La normativa, difundida el 22 de octubre de 2025, establece un marco para reconocer funciones docentes que contribuyan a la calidad educativa, promuevan la innovación pedagógica, impulsen la participación estudiantil y consoliden la integración de la escuela con la comunidad. La medida se enmarca en el Programa TransFORMAR@cba, creado por Resolución Ministerial Nº 452/2024, como parte de una política de innovación curricular y didáctica en todos los niveles del sistema.
En ese contexto, la profesora y licenciada en Lengua y Literatura Stella Navarro Cima presentó el proyecto “Clínica teatral para adultos en escolaridad. Producción de textos orales y escritos aplicados a la mejora de la lectura en voz alta. Formación de ‘lectoactores y lectoactoras’”, del cual es autora.
La propuesta está destinada a estudiantes jóvenes y adultos que transitan su escolaridad en busca de una segunda oportunidad educativa. El eje central es el trabajo sistemático durante todo el ciclo lectivo en la producción de textos orales y escritos, con especial énfasis en la lectura en voz alta como herramienta para fortalecer capacidades cognitivas, expresivas y comunicativas.

Según explicó la docente, en diálogo con Hoy Día Córdoba, la iniciativa apunta a formar “lectoactores y lectoactoras”: estudiantes capaces de apropiarse de los textos literarios a través de técnicas de teatro leído, radioteatro y el uso de recursos tecnológicos actuales. La literatura funciona como base pedagógica, a partir de la cual se desarrollan prácticas que integran interpretación, expresión corporal y oralidad.
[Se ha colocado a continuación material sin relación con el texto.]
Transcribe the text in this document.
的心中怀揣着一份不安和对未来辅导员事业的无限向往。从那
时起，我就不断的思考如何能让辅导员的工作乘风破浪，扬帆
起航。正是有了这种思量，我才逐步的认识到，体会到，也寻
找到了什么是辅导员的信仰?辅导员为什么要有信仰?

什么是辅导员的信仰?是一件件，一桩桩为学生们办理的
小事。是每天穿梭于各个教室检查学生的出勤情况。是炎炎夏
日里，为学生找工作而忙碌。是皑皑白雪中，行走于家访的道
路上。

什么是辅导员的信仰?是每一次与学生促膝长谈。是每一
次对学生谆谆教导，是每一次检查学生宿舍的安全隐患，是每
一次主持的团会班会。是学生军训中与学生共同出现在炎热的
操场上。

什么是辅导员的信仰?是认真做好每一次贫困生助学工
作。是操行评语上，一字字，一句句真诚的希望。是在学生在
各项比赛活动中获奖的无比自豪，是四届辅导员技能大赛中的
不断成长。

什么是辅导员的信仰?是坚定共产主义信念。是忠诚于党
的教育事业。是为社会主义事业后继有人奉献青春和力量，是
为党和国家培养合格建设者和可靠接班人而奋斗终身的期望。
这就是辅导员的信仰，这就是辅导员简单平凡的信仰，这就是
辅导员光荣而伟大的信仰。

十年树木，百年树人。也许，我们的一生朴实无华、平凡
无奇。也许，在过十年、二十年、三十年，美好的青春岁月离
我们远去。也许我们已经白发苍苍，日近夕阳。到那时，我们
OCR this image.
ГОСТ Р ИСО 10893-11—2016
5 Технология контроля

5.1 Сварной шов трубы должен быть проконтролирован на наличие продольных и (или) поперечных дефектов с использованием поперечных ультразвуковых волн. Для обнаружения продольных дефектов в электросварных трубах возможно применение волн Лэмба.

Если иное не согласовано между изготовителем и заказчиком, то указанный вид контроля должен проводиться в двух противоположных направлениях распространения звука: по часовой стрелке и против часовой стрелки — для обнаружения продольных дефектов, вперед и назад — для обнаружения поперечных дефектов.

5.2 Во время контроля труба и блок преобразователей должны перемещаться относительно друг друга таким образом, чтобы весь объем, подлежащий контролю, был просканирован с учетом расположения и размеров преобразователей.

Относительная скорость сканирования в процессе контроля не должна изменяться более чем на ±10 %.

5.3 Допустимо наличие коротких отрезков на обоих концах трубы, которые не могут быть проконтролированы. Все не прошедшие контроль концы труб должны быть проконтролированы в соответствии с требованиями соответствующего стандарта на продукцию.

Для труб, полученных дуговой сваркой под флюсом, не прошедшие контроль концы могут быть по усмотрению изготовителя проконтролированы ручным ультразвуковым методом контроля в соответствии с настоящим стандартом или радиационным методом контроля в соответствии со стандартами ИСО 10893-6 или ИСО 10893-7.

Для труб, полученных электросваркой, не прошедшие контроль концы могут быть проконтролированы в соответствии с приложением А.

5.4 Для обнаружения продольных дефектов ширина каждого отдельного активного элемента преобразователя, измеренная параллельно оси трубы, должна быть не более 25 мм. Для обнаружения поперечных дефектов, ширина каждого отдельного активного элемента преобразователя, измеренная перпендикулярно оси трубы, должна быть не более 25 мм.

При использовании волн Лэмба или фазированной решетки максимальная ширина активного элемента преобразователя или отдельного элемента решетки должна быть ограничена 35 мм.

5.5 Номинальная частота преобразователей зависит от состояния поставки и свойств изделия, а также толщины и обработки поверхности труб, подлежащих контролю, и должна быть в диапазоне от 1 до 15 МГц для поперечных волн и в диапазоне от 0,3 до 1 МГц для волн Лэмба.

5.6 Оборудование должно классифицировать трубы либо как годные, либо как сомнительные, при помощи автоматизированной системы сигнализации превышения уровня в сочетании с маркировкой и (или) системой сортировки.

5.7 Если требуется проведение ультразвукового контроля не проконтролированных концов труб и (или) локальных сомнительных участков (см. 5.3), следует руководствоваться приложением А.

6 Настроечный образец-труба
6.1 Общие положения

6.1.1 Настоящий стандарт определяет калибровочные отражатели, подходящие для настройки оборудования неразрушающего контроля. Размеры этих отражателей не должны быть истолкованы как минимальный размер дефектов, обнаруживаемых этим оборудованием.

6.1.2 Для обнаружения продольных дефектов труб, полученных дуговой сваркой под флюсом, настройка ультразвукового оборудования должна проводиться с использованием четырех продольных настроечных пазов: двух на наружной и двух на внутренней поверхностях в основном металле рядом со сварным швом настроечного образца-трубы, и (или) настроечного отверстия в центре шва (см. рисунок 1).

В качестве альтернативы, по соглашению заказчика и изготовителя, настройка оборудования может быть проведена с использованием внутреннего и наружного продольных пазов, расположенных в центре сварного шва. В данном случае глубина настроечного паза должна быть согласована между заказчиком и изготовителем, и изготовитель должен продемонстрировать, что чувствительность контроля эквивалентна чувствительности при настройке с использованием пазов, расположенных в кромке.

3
Navarro Cima, quien además se desempeña como gestora cultural, ya ha impulsado experiencias similares en su institución. En el marco del 30° aniversario de la escuela donde trabaja, coordinó un proyecto anual que culminó con la presentación de tres producciones: una adaptación del cuento Ángela y Celita, de Roberto Fontanarrosa; petipiezas inspiradas en Les Luthiers, interpretadas por un grupo de estudiantes; y la actuación de un alumno adulto mayor en el rol de mimo.

Aquella experiencia, realizada sin presupuesto específico ni horas cátedra asignadas, evidenció —según relató— el potencial del teatro leído en el aula y el entusiasmo de estudiantes que, en muchos casos, no habían tenido oportunidades previas de protagonismo cultural.
La docente aguarda ahora la aprobación ministerial del proyecto para poder implementarlo de manera formal durante el ciclo lectivo. La nueva categoría de “Antecedentes meritorios institucionales” podría convertirse así en una vía para reconocer y fortalecer propuestas que, desde el aula, buscan ampliar horizontes culturales y educativos.